Near the defunct Tulsi Cinema, there's a street of biryani joints. Their biryani is mediocre, but one of them, called Dastarkhwan, has probably the greatest tandoori chicken I've ever had. At least, it's up there with the one I had in a bar in Rajasthan, but Dastarkhwan's doesn't make me have to take a pit stop at the side of the road on the way back from dinner.

There's a superb chain of sweet shops called Chhappan Bhog, and another one that I prefer, next to Gol Darwaza in the Chowk neighborhood, called Radhe Lal. The gulaab jamun, which I normally find boring, are really excellent there - very floral and fluffy. They also have good carrot halwa, both red and black, and a number of other good things, too. Outside, at this time of year, there are normally a few guys selling makkhan from glass-covered carts. Literally, makkhan means butter, but what it actually is is saffron and cardamom-flavored whipped cream. It's pretty delicious, actually.

Also in Chowk, near the Akbari Gate, are the Rahim's and Mubeen's, two most famous places to get Lucknow's most famous dish, nihari-kulcha. There are pros and cons to this dish. The con is the nihari, which is an uninteresing and indescribably fatty curry that's about 70% grease and only contains a little mutton. The pro is the kulcha, which might be the greatest bread in India, in competition with Malabar parathas. A kulcha is basically a gigantic Southern biscuit, stretched sideways and made way flakier.

In various places around town, you'll encounter chaat that you don't see elsewhere in India. There's one thing that's just green peas, steamed or something, with tomatoes and onions and some spices. It's surprisingly fresh and simple, and a nice contrast to greasy-heavily cooked North Indian food. There's another nice thing that appears to be potatoes cooking in ashes, but actually turns out to be more like a falafel. You get some vegetable curry, and the guys sort of dusts off and smooshes this spherical chickpea patty into the bowl, and you use it as bread.

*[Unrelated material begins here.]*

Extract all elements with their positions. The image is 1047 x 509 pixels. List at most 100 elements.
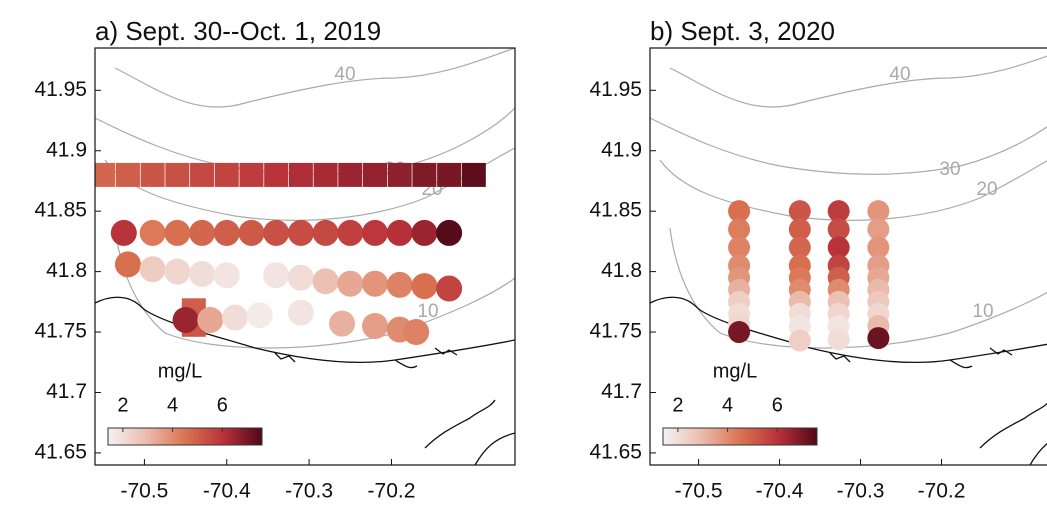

Aaaaaaand the best for last. In my neighborhood, Mall Avenue, there's a guy named Shuklaji, who comes from an ancient chaat-making family, which invented a lot of Lucknawi specialties. I usually wait for him to arrive at my door in the evening, but you can catch him in front of the Congress Party headquarters, around 4 pm every day. He's the friendly-looking guy in a red sweater vest, tending a red cart that says, "Bablu Shukla Chaat Corner," in Hindi. He has several fantastic delicacies, mostly involving his wife's tamarind chutney, which he claims that she is one of three people in the world to make. My favorites are the dahi puri, which is a pani puri shell filled with potatoes and great, grainy yogurt and tamarind; the aloo tikki, which is like anyone else's but better; and the mattar chaat, which is a fried patty of peas and other stuff - you can get it with yogurt and tamarind, like everything else, or, what's even better, just plain with lime. Shuklaji is simultaneously humble and incredibly talented. Some people flew him to London to cater a wedding, but he didn't really like it. He doesn't even really like leaving Lucknow; on the other hand, he doesn't even eat his own chaat, so he may be a man of strange tastes. In any case, he may be the world's greatest genius of chaat.